Kappen is géén rooien

9. Voor het onderscheid tussen rooien en kappen wordt ook verwezen naar de productie 1 en 2 in hoger beroep die op 24 maart 2022 nog aan het dossier zijn toegevoegd en die volledigheidshalve aan de pleitnota worden gehecht voor het proces-verbaal van de zitting. Kappen doe je boven de grond, rooien doe je in de grond. Eigenlijk zou daarmee de zaak over de tenlastelegging onder 1 al afgedaan moeten kunnen worden, maar de ervaring in eerste aanleg heeft helaas bewezen dat het verweer mogelijk een verdere toelichting behoeft.

10. [verdachte] hecht eraan in hoger beroep te verdedigen dat het in deze strafzaak in relatie tot de tenlastelegging niet gaat om het kappen/vellen van bomen maar over het verwijderen van beplanting en/of het rooien van bos dieper dan 0,30 meter op of in als 'Waarde - Archeologie 4’ aangewezen gronden. Deze tenlastegelegde handeling kan eenvoudigweg niet worden opgevat als het kappen/vellen van bomen, alleen al niet omdat de bomen op dat moment reeds waren gekapt/geveld nog voordat er op of in de grond activiteiten plaatsvonden. Met het enkel kappen van een boom kan in ieder geval de archeologisch waarde van de grond niet worden aangetast. Ten aanzien van het kappen van de bomen zelf, dat wil zeggen zonder dat er daarbij diepwortelende beplanting wordt verwijderd en/of bos wordt gerooid, geldt een heel ander juridisch regime, waarvan reeds in rechte is komen vast te staan dat in juridisch opzicht aan [verdachte] niets valt tegen te werpen.

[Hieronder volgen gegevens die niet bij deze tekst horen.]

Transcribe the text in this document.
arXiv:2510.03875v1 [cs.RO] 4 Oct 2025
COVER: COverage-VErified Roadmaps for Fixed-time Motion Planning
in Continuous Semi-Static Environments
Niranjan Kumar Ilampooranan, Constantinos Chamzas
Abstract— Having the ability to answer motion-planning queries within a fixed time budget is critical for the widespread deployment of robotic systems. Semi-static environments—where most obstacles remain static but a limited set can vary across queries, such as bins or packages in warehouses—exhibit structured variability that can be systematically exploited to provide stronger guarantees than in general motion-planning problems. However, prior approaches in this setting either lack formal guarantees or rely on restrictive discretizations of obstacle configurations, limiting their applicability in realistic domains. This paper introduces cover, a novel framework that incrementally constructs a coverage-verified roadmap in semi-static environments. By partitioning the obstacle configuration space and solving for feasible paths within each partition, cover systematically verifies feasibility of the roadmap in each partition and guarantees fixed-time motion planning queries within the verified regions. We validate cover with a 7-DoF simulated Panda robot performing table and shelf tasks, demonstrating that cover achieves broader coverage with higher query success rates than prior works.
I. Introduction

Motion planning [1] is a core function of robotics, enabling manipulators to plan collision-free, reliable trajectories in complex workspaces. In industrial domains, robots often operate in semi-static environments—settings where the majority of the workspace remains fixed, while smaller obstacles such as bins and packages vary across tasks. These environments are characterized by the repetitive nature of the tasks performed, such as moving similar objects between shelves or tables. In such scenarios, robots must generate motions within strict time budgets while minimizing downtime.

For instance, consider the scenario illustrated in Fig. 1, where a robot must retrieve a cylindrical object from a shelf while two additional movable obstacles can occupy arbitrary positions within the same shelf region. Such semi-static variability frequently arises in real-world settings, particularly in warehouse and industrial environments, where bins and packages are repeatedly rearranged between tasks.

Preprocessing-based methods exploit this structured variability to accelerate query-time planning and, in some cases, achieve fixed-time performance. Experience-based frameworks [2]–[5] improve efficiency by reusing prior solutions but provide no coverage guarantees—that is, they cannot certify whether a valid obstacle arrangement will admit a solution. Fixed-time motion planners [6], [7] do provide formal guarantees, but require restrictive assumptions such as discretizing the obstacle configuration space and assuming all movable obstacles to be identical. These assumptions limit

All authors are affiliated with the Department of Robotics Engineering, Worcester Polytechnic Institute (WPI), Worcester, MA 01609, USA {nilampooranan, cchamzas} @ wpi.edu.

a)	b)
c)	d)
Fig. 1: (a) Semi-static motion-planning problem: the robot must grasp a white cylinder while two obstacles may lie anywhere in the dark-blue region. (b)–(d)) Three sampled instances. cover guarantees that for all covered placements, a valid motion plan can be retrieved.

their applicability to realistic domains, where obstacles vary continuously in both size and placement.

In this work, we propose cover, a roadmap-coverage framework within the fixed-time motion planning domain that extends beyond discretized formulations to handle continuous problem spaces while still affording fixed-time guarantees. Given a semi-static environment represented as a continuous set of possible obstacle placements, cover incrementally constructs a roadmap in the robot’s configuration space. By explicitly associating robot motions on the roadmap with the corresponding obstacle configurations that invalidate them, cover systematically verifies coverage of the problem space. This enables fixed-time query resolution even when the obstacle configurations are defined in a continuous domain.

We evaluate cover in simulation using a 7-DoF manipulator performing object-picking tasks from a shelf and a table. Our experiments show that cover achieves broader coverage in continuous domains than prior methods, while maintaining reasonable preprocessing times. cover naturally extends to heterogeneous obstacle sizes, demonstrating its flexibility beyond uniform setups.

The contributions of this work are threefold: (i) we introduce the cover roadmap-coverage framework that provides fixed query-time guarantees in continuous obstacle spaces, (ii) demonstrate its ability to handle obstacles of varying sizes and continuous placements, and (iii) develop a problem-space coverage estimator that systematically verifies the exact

11. Het gegeven dat de Rechtbank in het aangevochten vonnis ten onrechte het kappen van bomen in verbinding brengt met artikel 18.4.1 van het bestemmingsplan, leidt tot de conclusie dat het vonnis in strijd komt met (de strekking van) het legaliteitsbeginsel, omdat [verdachte] op deze wijze is veroordeeld voor iets geheel anders dan in de tenlastelegging is neergelegd. Dit klemt te meer in relatie tot het justitieel onderzoek, dat blijkens het dossier vooral gericht was op het kappen van bomen en nadrukkelijk niet specifiek op overtreding van het bestemmingsplan in de zin van artikel 18.4.1. Tijdens het verhoor wordt [medeverdachte] als verdachte niet kenbaar gemaakt dat er een verdenking is van het in strijd handelen met het bestemmingsplan.

(…)

Tenlastelegging onder 2: “Sloopwerkzaamheden”

(…)

35. Gelet hierop en uiteraard gelet op het vonnis in eerste aanleg, brengt [verdachte] nu alsnog bij de strafrechter in hoger beroep het verweer naar voren dat helemaal geen sprake was van sloopwerkzaamheden. Het ging om het verwijderen van een installatie die was verkocht aan een derde. Deze partij heeft de installatie gedemonteerd om de onderdelen elders toe te passen. Nogmaals wordt gewezen op de brief van 5 februari 2013 waarin staat dat installaties, voor zover het niet gaat om een bouwconstructie, geen onderdeel van de bouwregelgeving uitmaakt, zodat voor de vervanging daarvan geen omgevingsvergunning hoefde te worden aangevraagd. Demontage is niet hetzelfde als slopen.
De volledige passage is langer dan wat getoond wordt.